[T]he source of all our knowledge of God is his active revelation of himself. We do not know God against his will, or behind his back, as it were, but in accordance with the way in which he has elected to disclose himself and communicate his truth in the historical-theological context of the worshipping people of God, the Church of the Old and New Covenants. This is the immediate empirical fact with which the Holy Scriptures of the Old and New Testaments are bound up. They were composed under the inspiration of the Holy Spirit, and in the providence of God have been handed on to us as the written form of the Word of God. They are the Scriptures of the people of Israel, for Israel was the selected medium of God's revelation in which his Word operated prophetically in the life and understanding of a particular historical community in order to provide within mankind a place where divine revelation might be translated appropriately into human speech and where it might be assimilated and understood in a communicable form by all humanity. And they are the Scriptures of the Christian Church, for the Church was the appointed sphere in which the historical self-revelation of God through Israel, gathered up and transcended and fulfilled in Jesus Christ the Word made flesh, is given an evangelical form in the apostolic witness and tradition, kerygma and didache, through which the crucified and risen Lord Jesus Christ himself continues to meet men and women as the living Word of God and to impart himself to them as the Way, the Truth, and the Life, apart from whom, as our Lord claimed, no one has access to the Father. [Thomas F. Torrance, Divine Meaning: Studies in Patristic Hermeneutics, (Edinburgh: T&T Clark, 1995), 5]

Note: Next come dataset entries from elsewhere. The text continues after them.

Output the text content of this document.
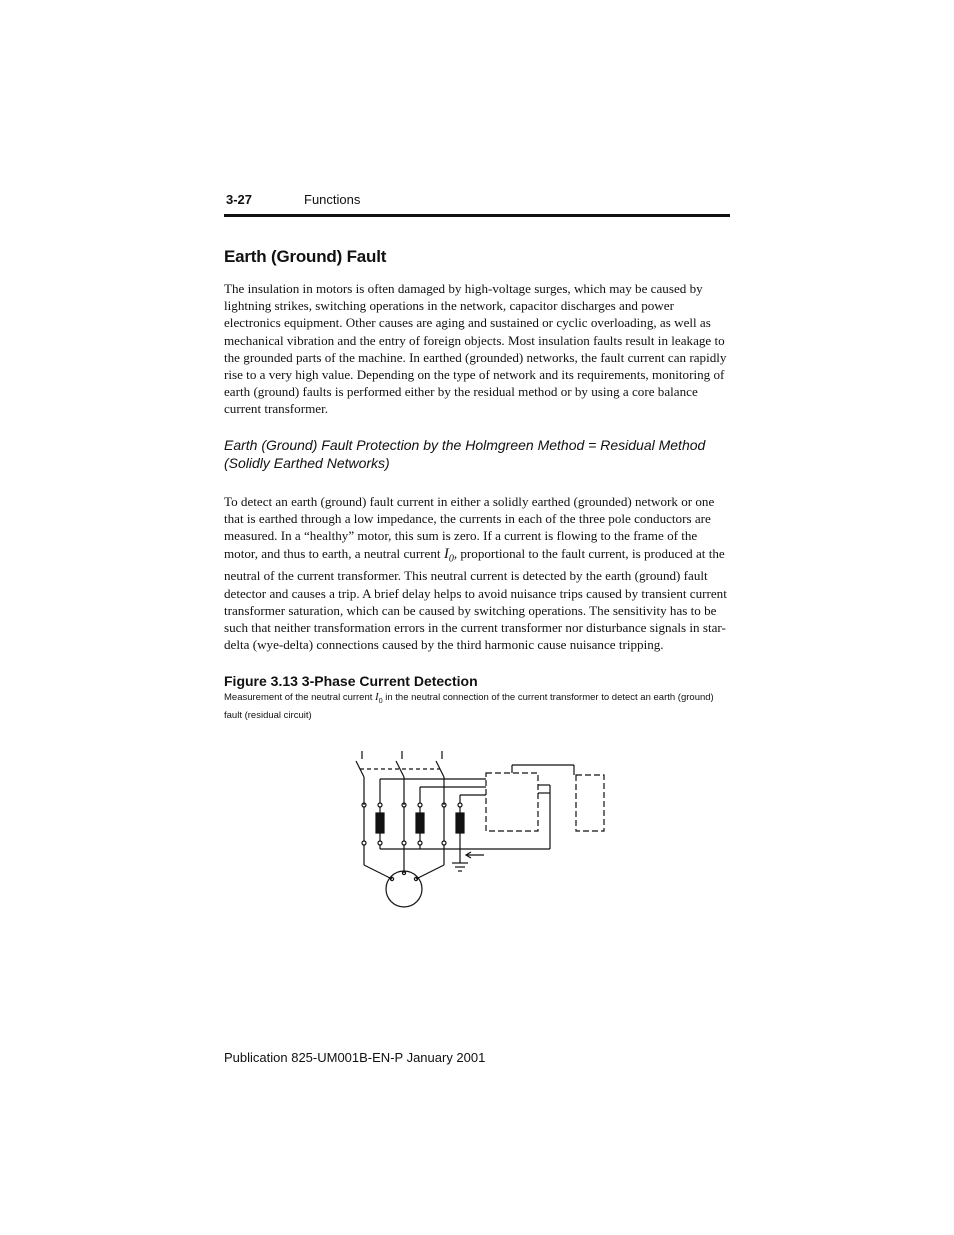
3-27	Functions
Earth (Ground) Fault
The insulation in motors is often damaged by high-voltage surges, which may be caused by lightning strikes, switching operations in the network, capacitor discharges and power electronics equipment. Other causes are aging and sustained or cyclic overloading, as well as mechanical vibration and the entry of foreign objects. Most insulation faults result in leakage to the grounded parts of the machine. In earthed (grounded) networks, the fault current can rapidly rise to a very high value. Depending on the type of network and its requirements, monitoring of earth (ground) faults is performed either by the residual method or by using a core balance current transformer.
Earth (Ground) Fault Protection by the Holmgreen Method = Residual Method (Solidly Earthed Networks)
To detect an earth (ground) fault current in either a solidly earthed (grounded) network or one that is earthed through a low impedance, the currents in each of the three pole conductors are measured. In a “healthy” motor, this sum is zero. If a current is flowing to the frame of the motor, and thus to earth, a neutral current $I_0$, proportional to the fault current, is produced at the neutral of the current transformer. This neutral current is detected by the earth (ground) fault detector and causes a trip. A brief delay helps to avoid nuisance trips caused by transient current transformer saturation, which can be caused by switching operations. The sensitivity has to be such that neither transformation errors in the current transformer nor disturbance signals in star-delta (wye-delta) connections caused by the third harmonic cause nuisance tripping.
Figure 3.13 3-Phase Current Detection
Measurement of the neutral current $I_0$ in the neutral connection of the current transformer to detect an earth (ground) fault (residual circuit)
Publication 825-UM001B-EN-P January 2001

[T]he epistemological question is simply, How do we know? Since our basis for knowing and holding to the truth of any theological proposition is that the Bible teaches it, it is of utmost importance that the Bible be found truthful in all of its assertions. If we should conclude that certain propositions (historical or scientific) taught by the Bible are not true, the implications for theological propositions are far-reaching. To the extent that evangelicals abandon the position that everything taught or affirmed by Scripture is true, other bases for doctrine will be sought. This might well be either through the resurgence of philosophy of religion or, what is more likely given the current "relational" orientation, through basing theology upon behavioral sciences, such as psychology of religion. But whatever the form that such an alternative grounding takes, there will probably be a shrinking of the list of tenets, for it is difficult to establish the Trinity or the virgin birth of Christ upon either a philosophical argument or the dynamics of interpersonal relationships. [Millard J. Erickson, Introducing Christian Doctrine, 62]

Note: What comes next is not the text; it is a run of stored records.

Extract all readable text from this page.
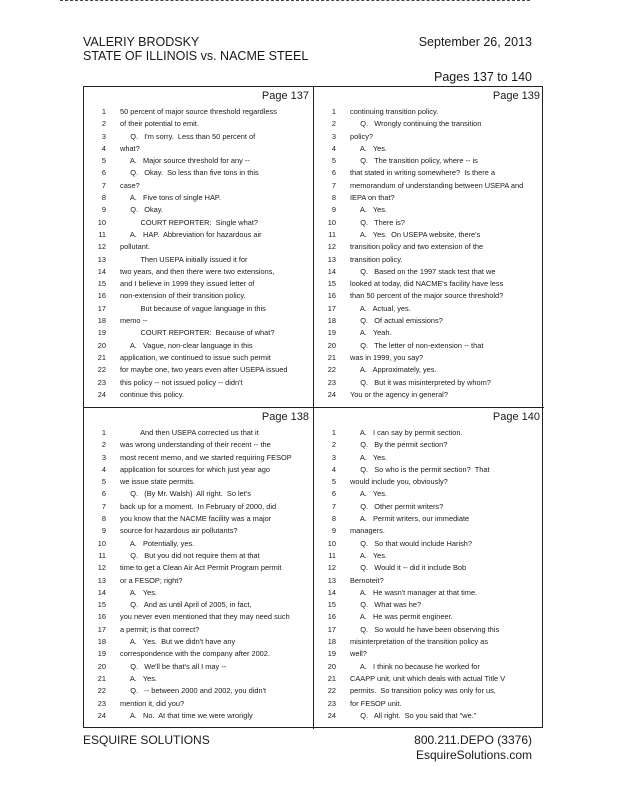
VALERIY BRODSKY
STATE OF ILLINOIS vs. NACME STEEL
September 26, 2013
Pages 137 to 140
Page 137
1 50 percent of major source threshold regardless
2 of their potential to emit.
3 Q.   I'm sorry.  Less than 50 percent of
4 what?
5 A.   Major source threshold for any --
6 Q.   Okay.  So less than five tons in this
7 case?
8 A.   Five tons of single HAP.
9 Q.   Okay.
10 COURT REPORTER:  Single what?
11 A.   HAP.  Abbreviation for hazardous air
12 pollutant.
13 Then USEPA initially issued it for
14 two years, and then there were two extensions,
15 and I believe in 1999 they issued letter of
16 non-extension of their transition policy.
17 But because of vague language in this
18 memo --
19 COURT REPORTER:  Because of what?
20 A.   Vague, non-clear language in this
21 application, we continued to issue such permit
22 for maybe one, two years even after USEPA issued
23 this policy -- not issued policy -- didn't
24 continue this policy.
Page 139
1 continuing transition policy.
2 Q.   Wrongly continuing the transition
3 policy?
4 A.   Yes.
5 Q.   The transition policy, where -- is
6 that stated in writing somewhere?  Is there a
7 memorandum of understanding between USEPA and
8 IEPA on that?
9 A.   Yes.
10 Q.   There is?
11 A.   Yes.  On USEPA website, there's
12 transition policy and two extension of the
13 transition policy.
14 Q.   Based on the 1997 stack test that we
15 looked at today, did NACME's facility have less
16 than 50 percent of the major source threshold?
17 A.   Actual, yes.
18 Q.   Of actual emissions?
19 A.   Yeah.
20 Q.   The letter of non-extension -- that
21 was in 1999, you say?
22 A.   Approximately, yes.
23 Q.   But it was misinterpreted by whom?
24 You or the agency in general?
Page 138
1 And then USEPA corrected us that it
2 was wrong understanding of their recent -- the
3 most recent memo, and we started requiring FESOP
4 application for sources for which just year ago
5 we issue state permits.
6 Q.   (By Mr. Walsh)  All right.  So let's
7 back up for a moment.  In February of 2000, did
8 you know that the NACME facility was a major
9 source for hazardous air pollutants?
10 A.   Potentially, yes.
11 Q.   But you did not require them at that
12 time to get a Clean Air Act Permit Program permit
13 or a FESOP; right?
14 A.   Yes.
15 Q.   And as until April of 2005, in fact,
16 you never even mentioned that they may need such
17 a permit; is that correct?
18 A.   Yes.  But we didn't have any
19 correspondence with the company after 2002.
20 Q.   We'll be that's all I may --
21 A.   Yes.
22 Q.   -- between 2000 and 2002, you didn't
23 mention it, did you?
24 A.   No.  At that time we were wrongly
Page 140
1 A.   I can say by permit section.
2 Q.   By the permit section?
3 A.   Yes.
4 Q.   So who is the permit section?  That
5 would include you, obviously?
6 A.   Yes.
7 Q.   Other permit writers?
8 A.   Permit writers, our immediate
9 managers.
10 Q.   So that would include Harish?
11 A.   Yes.
12 Q.   Would it -- did it include Bob
13 Bernoteit?
14 A.   He wasn't manager at that time.
15 Q.   What was he?
16 A.   He was permit engineer.
17 Q.   So would he have been observing this
18 misinterpretation of the transition policy as
19 well?
20 A.   I think no because he worked for
21 CAAPP unit, unit which deals with actual Title V
22 permits.  So transition policy was only for us,
23 for FESOP unit.
24 Q.   All right.  So you said that "we."
ESQUIRE SOLUTIONS	800.211.DEPO (3376)
EsquireSolutions.com
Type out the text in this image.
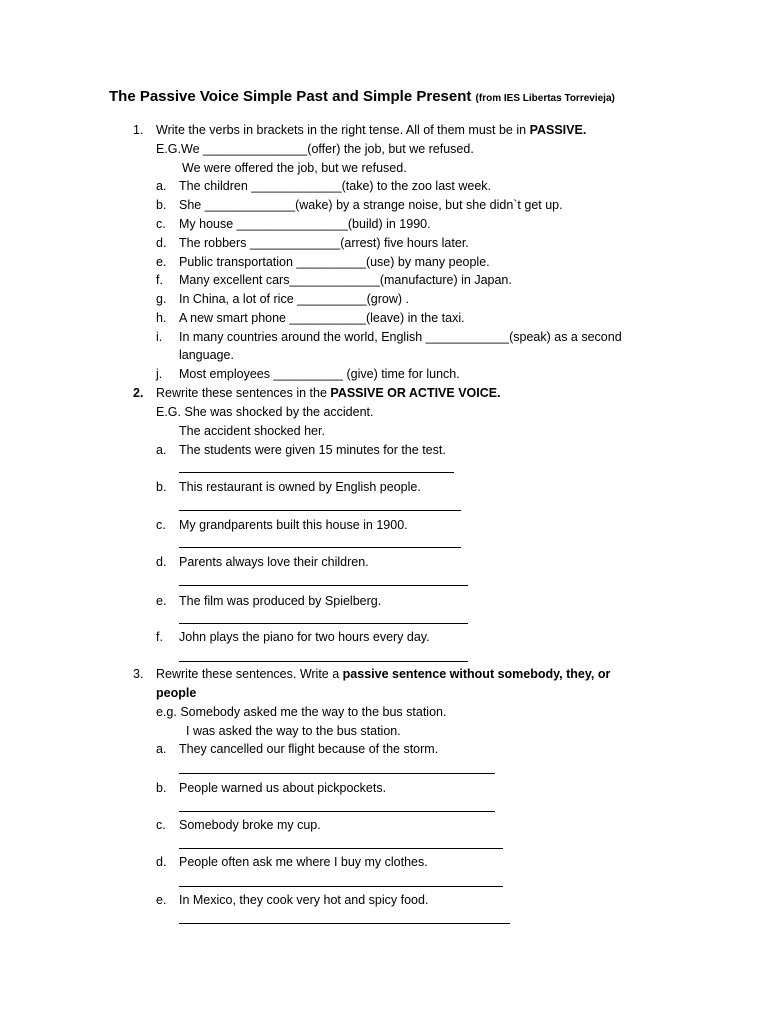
The Passive Voice Simple Past and Simple Present (from IES Libertas Torrevieja)
1. Write the verbs in brackets in the right tense. All of them must be in PASSIVE.
E.G.We _______________(offer) the job, but we refused.
We were offered the job, but we refused.
a. The children _____________(take) to the zoo last week.
b. She _____________(wake) by a strange noise, but she didn`t get up.
c. My house ________________(build) in 1990.
d. The robbers _____________(arrest) five hours later.
e. Public transportation __________(use) by many people.
f. Many excellent cars_____________(manufacture) in Japan.
g. In China, a lot of rice __________(grow) .
h. A new smart phone ___________(leave) in the taxi.
i. In many countries around the world, English ____________(speak) as a second
language.
j. Most employees __________ (give) time for lunch.
2. Rewrite these sentences in the PASSIVE OR ACTIVE VOICE.
E.G. She was shocked by the accident.
The accident shocked her.
a. The students were given 15 minutes for the test.
b. This restaurant is owned by English people.
c. My grandparents built this house in 1900.
d. Parents always love their children.
e. The film was produced by Spielberg.
f. John plays the piano for two hours every day.
3. Rewrite these sentences. Write a passive sentence without somebody, they, or
people
e.g. Somebody asked me the way to the bus station.
I was asked the way to the bus station.
a. They cancelled our flight because of the storm.
b. People warned us about pickpockets.
c. Somebody broke my cup.
d. People often ask me where I buy my clothes.
e. In Mexico, they cook very hot and spicy food.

The question is who comes first? 1) God, 2) creation, 3) Scripture (Torrance); or, 1) Creation, 2) Scripture, 3) God (Erickson)? The latter set of questions see Scripture placed in the secular realm of philosophy; the former set of questions see Scripture located in the sacred sphere of salvation. Which means that Erickson's approach cannot, theologically, be said to endorse a particularly Christian doctrine of Scripture---only Torrance's can, because his does not make Scripture's prophetic witness dependent upon humanity but upon God's free voice of 'Lordness'---since Erickson's approach moves from a view of creation that ultimately sees creation as a mode of existence that determines its own fate and reality (this is a very modern move, but not a very Christian one).